Die Chefin des Umweltbundesamtes, Maria Krautzberger, erwartet vom
CO2-Preis „keinerlei Lenkungswirkung“. Ähnlich argumentiert auch Patrik
Graichen, Chef des Thinktanks „Agora Energiewende“: „Mit dem Klimapaket
schaffen wir höchstens ein Drittel der erforderlichen Einsparungen.“ Das
Abkommen „atmet den Geist: Die nächste Regierung soll die Maßnahmen
beschließen“. Graichen warnte, der Emissionshandel mit einem anfänglichen
Festpreis könne vor dem Bundesverfassungsgericht scheitern.
Mit dem „[2][Klimaschutzprogramm 2030“] führt die Regierung zum ersten Mal
einen Zertifikatehandel auch für die Emissionen aus Verkehr und Gebäuden
ein.
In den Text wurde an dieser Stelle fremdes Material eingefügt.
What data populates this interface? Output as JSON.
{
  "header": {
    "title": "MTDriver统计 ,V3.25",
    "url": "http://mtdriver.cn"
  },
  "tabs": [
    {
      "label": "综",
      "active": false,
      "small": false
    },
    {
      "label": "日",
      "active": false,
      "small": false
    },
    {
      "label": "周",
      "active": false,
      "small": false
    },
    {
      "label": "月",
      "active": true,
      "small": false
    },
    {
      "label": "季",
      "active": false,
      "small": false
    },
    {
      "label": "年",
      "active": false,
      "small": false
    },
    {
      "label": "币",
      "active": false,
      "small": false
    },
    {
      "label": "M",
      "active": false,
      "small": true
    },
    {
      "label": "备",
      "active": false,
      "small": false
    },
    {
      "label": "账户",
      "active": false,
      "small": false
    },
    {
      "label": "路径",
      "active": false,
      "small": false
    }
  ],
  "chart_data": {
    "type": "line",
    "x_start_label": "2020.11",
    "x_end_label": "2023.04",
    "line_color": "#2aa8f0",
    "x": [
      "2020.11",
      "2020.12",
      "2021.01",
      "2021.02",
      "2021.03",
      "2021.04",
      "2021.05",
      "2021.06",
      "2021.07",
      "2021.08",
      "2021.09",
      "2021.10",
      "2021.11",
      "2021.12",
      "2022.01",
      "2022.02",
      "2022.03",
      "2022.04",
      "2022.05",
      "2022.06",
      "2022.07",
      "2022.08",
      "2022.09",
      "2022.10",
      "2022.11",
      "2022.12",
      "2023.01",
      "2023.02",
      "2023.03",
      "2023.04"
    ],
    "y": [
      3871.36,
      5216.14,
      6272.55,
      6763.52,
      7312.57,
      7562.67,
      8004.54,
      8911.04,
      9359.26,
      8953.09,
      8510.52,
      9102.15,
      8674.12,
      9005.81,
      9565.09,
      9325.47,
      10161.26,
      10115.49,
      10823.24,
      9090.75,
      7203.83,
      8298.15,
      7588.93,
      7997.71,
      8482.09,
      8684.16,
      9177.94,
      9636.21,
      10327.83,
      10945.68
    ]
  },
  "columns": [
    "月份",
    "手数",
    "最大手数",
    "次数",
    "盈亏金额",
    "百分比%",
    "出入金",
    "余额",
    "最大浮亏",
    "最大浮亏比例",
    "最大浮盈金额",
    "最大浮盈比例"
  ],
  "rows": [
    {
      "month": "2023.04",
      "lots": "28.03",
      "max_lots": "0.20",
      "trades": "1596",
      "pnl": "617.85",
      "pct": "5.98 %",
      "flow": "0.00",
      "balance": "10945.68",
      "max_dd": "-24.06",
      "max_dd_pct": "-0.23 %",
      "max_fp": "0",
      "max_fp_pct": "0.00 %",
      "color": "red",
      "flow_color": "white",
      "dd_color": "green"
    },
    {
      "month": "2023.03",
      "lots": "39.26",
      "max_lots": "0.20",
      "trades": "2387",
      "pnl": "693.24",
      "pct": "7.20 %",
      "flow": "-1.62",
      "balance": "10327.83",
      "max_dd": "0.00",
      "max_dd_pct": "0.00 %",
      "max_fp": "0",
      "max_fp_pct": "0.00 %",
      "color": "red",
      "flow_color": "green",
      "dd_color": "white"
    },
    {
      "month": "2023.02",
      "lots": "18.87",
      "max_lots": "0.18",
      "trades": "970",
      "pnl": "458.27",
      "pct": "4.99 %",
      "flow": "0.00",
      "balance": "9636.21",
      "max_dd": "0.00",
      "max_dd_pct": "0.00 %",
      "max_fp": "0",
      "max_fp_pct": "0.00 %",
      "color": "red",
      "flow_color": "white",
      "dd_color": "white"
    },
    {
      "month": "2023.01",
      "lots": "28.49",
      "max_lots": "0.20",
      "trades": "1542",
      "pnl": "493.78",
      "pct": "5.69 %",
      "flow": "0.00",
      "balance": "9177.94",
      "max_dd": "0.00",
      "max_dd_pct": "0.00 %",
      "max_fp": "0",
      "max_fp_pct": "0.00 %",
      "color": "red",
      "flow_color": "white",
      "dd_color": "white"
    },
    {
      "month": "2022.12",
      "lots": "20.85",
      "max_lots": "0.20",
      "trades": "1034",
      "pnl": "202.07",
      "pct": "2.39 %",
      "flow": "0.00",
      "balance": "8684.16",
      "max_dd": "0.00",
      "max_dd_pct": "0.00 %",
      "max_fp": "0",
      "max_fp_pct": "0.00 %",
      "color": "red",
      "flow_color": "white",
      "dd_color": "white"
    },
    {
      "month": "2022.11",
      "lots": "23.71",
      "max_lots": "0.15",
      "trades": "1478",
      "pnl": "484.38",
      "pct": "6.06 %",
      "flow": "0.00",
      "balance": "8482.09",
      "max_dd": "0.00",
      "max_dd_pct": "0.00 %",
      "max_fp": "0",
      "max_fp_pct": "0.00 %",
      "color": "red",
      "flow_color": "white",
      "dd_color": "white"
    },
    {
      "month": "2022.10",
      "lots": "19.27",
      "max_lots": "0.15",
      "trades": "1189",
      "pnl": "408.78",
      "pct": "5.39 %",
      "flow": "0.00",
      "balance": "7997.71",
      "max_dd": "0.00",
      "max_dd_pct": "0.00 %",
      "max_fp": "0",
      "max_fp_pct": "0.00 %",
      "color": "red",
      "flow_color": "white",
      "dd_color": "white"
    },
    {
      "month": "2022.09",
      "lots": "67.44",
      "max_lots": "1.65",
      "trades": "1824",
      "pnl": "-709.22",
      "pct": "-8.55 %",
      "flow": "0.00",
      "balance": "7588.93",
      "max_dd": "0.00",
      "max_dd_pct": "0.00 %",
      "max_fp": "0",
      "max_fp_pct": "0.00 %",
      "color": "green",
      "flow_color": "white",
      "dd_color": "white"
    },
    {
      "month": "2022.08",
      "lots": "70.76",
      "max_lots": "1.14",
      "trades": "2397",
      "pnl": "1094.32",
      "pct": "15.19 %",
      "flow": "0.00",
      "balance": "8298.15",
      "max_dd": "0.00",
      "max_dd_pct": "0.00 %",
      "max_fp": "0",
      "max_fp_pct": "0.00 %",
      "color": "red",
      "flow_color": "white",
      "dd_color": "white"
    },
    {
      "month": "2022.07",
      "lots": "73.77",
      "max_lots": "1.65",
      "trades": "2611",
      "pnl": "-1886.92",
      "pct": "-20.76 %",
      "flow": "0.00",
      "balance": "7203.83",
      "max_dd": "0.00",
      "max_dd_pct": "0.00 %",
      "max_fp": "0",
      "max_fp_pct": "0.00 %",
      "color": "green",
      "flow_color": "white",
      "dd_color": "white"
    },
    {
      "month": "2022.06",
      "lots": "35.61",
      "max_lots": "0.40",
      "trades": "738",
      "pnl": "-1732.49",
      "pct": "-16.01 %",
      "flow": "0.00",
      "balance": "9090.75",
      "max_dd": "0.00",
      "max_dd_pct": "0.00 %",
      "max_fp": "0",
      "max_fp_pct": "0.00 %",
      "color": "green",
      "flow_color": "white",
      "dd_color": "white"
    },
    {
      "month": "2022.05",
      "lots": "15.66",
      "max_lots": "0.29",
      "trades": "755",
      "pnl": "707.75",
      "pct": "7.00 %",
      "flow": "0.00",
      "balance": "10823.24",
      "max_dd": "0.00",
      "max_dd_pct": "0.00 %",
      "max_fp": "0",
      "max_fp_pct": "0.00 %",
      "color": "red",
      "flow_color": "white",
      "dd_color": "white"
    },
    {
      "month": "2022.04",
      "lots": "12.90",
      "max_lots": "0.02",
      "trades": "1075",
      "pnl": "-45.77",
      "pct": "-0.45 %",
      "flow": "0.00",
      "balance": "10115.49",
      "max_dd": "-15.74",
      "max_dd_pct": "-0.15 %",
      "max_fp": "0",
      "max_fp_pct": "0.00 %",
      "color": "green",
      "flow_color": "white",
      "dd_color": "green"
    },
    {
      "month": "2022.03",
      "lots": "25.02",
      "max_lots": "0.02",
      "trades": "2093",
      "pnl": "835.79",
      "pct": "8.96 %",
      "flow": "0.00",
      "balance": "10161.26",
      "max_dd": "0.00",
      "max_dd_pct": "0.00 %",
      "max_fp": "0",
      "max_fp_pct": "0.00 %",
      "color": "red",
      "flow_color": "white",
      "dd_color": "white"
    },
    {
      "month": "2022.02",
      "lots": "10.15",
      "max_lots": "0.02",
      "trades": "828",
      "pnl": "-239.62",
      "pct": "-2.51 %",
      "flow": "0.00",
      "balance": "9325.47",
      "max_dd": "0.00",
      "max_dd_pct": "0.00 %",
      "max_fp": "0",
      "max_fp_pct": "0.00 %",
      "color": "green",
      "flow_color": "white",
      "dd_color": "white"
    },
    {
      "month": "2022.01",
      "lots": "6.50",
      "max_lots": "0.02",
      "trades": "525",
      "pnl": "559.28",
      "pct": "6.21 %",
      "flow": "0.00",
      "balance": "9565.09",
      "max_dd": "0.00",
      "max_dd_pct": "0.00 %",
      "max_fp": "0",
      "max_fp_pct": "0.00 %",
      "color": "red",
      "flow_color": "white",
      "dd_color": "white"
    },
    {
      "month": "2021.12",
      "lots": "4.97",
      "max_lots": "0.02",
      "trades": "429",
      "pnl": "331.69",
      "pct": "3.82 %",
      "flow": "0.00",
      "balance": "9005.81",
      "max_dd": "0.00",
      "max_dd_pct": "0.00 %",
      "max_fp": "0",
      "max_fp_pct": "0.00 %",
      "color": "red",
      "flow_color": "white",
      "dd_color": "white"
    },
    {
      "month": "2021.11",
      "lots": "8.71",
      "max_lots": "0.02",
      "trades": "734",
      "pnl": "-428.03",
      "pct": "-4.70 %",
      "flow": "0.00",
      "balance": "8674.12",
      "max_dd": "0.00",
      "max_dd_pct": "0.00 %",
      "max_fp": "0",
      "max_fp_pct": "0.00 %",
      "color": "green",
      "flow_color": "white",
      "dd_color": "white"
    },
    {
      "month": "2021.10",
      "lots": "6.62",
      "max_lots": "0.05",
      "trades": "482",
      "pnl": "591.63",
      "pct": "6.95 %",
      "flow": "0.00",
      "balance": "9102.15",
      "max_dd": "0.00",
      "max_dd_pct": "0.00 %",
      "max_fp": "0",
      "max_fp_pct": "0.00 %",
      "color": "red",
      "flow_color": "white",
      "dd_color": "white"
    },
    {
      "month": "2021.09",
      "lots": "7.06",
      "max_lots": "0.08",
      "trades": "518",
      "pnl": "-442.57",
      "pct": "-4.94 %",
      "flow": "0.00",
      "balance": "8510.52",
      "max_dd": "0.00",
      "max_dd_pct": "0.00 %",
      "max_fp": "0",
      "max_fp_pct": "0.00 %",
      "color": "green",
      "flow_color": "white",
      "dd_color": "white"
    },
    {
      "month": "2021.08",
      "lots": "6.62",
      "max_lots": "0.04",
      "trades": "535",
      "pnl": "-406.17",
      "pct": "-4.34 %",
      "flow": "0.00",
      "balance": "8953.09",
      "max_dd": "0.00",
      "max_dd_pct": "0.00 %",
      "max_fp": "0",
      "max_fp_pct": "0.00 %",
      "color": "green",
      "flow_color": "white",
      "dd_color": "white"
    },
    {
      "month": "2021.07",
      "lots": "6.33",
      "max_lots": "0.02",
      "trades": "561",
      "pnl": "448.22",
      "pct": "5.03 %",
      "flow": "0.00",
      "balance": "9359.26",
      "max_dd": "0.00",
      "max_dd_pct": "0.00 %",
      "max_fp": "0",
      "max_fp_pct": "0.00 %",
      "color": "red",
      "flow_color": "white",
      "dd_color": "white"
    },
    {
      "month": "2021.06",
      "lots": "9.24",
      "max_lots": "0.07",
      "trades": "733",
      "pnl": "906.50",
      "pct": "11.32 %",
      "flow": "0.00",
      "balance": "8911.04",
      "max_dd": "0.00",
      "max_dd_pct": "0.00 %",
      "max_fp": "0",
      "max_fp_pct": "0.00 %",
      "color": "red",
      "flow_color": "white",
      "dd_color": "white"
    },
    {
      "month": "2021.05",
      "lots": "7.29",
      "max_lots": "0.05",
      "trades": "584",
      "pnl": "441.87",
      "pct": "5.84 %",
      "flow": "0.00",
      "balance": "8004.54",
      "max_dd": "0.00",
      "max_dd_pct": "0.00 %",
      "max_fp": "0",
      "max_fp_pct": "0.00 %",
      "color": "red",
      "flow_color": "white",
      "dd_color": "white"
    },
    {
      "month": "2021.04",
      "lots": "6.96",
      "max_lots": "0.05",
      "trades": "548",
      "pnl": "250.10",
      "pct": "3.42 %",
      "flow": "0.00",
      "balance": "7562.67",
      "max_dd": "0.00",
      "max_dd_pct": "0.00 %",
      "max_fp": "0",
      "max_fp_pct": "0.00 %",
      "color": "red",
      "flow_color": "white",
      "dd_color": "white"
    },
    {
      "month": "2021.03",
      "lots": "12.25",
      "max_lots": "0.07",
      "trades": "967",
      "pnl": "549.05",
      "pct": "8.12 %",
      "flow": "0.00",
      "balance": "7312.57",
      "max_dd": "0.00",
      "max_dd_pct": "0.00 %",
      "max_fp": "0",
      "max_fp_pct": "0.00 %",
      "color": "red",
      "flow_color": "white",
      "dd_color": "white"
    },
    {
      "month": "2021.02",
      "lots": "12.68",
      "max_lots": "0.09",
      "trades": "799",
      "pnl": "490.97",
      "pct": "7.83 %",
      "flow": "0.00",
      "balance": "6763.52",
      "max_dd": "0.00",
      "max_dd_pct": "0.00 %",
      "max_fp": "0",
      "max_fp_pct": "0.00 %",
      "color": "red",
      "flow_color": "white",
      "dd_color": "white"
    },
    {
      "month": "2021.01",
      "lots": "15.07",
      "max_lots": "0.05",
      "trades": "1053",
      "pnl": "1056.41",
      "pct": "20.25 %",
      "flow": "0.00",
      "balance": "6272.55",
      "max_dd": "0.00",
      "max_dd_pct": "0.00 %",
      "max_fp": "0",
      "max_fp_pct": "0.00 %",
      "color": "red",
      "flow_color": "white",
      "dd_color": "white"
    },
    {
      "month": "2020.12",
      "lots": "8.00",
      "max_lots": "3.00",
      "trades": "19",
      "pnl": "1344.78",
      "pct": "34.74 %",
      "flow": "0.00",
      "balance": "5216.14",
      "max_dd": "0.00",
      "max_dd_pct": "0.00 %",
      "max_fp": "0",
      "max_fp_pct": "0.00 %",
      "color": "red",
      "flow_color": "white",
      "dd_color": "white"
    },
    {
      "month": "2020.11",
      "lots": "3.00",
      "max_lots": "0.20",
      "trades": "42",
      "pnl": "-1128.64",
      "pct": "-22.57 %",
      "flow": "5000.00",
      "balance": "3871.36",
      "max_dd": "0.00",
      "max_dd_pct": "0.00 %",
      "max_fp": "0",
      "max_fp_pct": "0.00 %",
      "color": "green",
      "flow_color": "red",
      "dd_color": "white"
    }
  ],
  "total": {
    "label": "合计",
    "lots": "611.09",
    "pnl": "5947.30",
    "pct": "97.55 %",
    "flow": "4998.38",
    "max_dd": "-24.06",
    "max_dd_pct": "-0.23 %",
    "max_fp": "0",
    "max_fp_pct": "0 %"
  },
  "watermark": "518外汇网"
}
Ab 2021 sollen diese Lizenzen für Kohle, Öl und Gas zu Beginn 10 Euro
pro Tonne CO2 kosten und bis 2026 auf 35 Euro steigen. Jedes Ressort
bekommt jährliche CO2-Obergrenzen. Die Koalition will [3][Bahntickets
billiger] und Flugtickets teurer machen, das Bahnnetz ausbauen,
Elektroautos fördern, eine Million Ladesäulen bauen lassen, die
Gebäudesanierung unterstützen, Radwege, Busse und Bahnen subventionieren.
Ab 2026 dürfen keine neuen Ölheizungen mehr gebaut werden, bis 2030 soll 65
Prozent des Stroms öko sein. Der Strom soll etwas billiger werden, die
Pendlerpauschale soll erhöht werden.